I see no reason why I should not be able to do all the communication over the Socket object's Outputstream via the Prinstream created from it.
The strange is for one website where the client program does not work, is that if I substitute a %3f for the? in the example: [exampleAddress.com...]
so that rather than sending this:
GET /index.php?var1=red&var2=blue HTTP/1.1 \r\n
I send
GET /index.php%3fvar1=red&var2=blue HTTP/1.1 \r\n
Then I get the server saying:
404 Not Found
The requested URL /index.php?var1=red&var2=blue was not found on this server
whereas if I did not substitute the? with the %3f as in:
GET /index.php?var1=red&var2=blue HTTP/1.1 \r\n
Then it says:
404 Not Found
The requested URL /index.php was not found on this server.
Any other substitution of the = or & characters does not help matters out.
So I wonder what is up with that.
______________________
But the amazing thing is in this case from above:
GET /index.php%3fvar1=red&var2=blue HTTP/1.1 \r\n
Where I get the server saying:
404 Not Found
The requested URL /index.php?var1=red&var2=blue was not found on this server
well, that is exactly the URL I wanted it to find, and that it indead will serve up that query on a standard web browser or if I were to have used the URL class provided with java!
So maybe the problem is somewhere in how the server is processing my GET command. Or maybe how that GET looks on the output stream either in java or in the native implementation of java. Or maybe with the other info I provide in the header. It seems I must at least provide with the header the line:
Host: _clientHostIpaddress__ otherwise I get a 400 error returned back from the server. If I include at least that info, I get then get the 404 errors coming back from the server as described above.
Thanks.
gives this as some of the output lines of the page returned back from the server:
HTTP/1.1 404 Not Found
<p>The requested URL /index.php was not found on this server.</p>
I get this type of response from more than a single site. Depending on the site, instead of a 404, it might be a 301 Moved Permanently or 302 Moved Temporarily Error.
Again, if I utilize a standard web browser obviously such a query works , and likewise if I utilize the URL class provided with java, it works. I really don't understand this.
The main issue is that many websites are virtually served. By this it is meant that multiple internet names such as www.fictitiousName1 and www.fictitiousName2 can be mapped to a single physical computer which only has a single numerical ip address in the form of number1.number2.number3.number4 where "number" is between 0-255.
It seem to me the HTTP/1.1 relies on the "Host: " header to map the URL the client requests to the virtually hosted location on the server with its single physical ip address.
The mistake I made, which lead to the varying symptoms described above, is that my client sent in its header to the server under the "Host: " portion of the header, the ip address which is a number.

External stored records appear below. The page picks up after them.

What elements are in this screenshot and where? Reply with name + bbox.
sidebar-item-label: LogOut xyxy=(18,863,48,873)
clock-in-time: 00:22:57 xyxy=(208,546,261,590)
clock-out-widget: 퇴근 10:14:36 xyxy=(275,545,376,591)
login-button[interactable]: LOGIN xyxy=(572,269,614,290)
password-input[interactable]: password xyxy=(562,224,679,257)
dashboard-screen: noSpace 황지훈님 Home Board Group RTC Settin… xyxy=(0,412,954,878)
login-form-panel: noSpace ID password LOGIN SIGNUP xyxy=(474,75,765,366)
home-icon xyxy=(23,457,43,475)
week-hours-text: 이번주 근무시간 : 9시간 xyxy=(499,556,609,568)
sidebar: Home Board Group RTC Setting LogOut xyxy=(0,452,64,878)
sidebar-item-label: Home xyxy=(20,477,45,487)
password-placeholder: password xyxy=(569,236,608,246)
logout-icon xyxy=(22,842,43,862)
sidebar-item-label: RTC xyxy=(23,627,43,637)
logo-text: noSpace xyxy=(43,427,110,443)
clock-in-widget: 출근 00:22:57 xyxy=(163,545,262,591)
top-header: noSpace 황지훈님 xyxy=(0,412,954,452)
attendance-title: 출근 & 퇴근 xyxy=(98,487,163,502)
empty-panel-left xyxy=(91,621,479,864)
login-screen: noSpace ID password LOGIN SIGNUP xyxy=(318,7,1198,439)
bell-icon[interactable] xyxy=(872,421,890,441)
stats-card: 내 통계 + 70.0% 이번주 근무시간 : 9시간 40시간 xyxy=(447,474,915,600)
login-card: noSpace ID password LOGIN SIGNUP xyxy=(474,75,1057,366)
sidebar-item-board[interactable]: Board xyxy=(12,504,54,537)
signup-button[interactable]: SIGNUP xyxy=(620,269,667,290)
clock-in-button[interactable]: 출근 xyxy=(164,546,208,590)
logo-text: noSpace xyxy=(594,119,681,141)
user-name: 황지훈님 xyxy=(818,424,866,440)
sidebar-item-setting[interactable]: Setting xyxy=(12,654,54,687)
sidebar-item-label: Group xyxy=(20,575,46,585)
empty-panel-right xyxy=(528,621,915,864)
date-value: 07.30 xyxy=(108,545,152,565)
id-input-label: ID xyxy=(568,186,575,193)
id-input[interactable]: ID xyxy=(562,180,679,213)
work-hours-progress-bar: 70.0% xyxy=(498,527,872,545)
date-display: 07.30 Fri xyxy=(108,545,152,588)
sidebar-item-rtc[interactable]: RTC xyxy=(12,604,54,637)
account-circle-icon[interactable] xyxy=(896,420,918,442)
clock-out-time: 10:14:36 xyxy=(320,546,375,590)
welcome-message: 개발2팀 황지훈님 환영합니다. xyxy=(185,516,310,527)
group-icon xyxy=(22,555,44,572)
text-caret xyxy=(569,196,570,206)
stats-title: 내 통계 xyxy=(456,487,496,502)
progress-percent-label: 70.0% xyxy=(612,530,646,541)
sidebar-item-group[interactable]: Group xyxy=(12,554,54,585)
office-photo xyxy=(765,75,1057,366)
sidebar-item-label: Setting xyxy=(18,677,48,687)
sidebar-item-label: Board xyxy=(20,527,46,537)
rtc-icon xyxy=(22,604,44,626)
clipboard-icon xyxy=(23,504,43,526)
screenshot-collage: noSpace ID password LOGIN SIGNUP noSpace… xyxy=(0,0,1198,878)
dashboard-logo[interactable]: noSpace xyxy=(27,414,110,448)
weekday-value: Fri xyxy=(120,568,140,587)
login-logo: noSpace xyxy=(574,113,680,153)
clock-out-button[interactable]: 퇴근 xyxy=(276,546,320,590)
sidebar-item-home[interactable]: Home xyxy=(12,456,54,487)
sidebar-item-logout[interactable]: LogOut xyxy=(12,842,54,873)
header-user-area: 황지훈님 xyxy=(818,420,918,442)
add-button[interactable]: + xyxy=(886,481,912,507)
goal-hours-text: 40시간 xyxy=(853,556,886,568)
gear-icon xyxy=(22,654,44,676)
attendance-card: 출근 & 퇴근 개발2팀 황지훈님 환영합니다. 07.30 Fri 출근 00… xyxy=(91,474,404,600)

So after my GET line, I had a line in the header such as:
Host: number1.number2.number3.number4
If my client had been written correctly, it would have sent the words of the URL's website name, such as www.fictitiousName1.com instead of that website name translated to its numeric ip address.
I should have had the line written as:
Host: www.fictitiousName1.com
Since my program incorrectly sent the numeric ip address, the server could not map the virtually hosted website, and serve up the appropriate page back to the client. This explains all the varying behavior. It seems a virtually hosted websites' server relies on the "Host: " header to react appropriately to client
request for a page.
Thanks lazydog for the exact examples.
Such a complexity of behavior exhibited by such a mistake.....
"Location: "?
So I guess if I understand correctly , "Location: " would list the new location . And I would create a header with the clients "Host: " line in the header containing the info from the "Location: "?
______________
Back to my original problem, when I did ever receive the 302 message and maybe an accompanying Location: header, well that new Location would just be some garbage because it never understood my original request because my client never appropriately filled out the "Host: " header line. So the redirection was meaningless. There was nothing appropriate to follow. The issue was not that the original page got moved anywhere.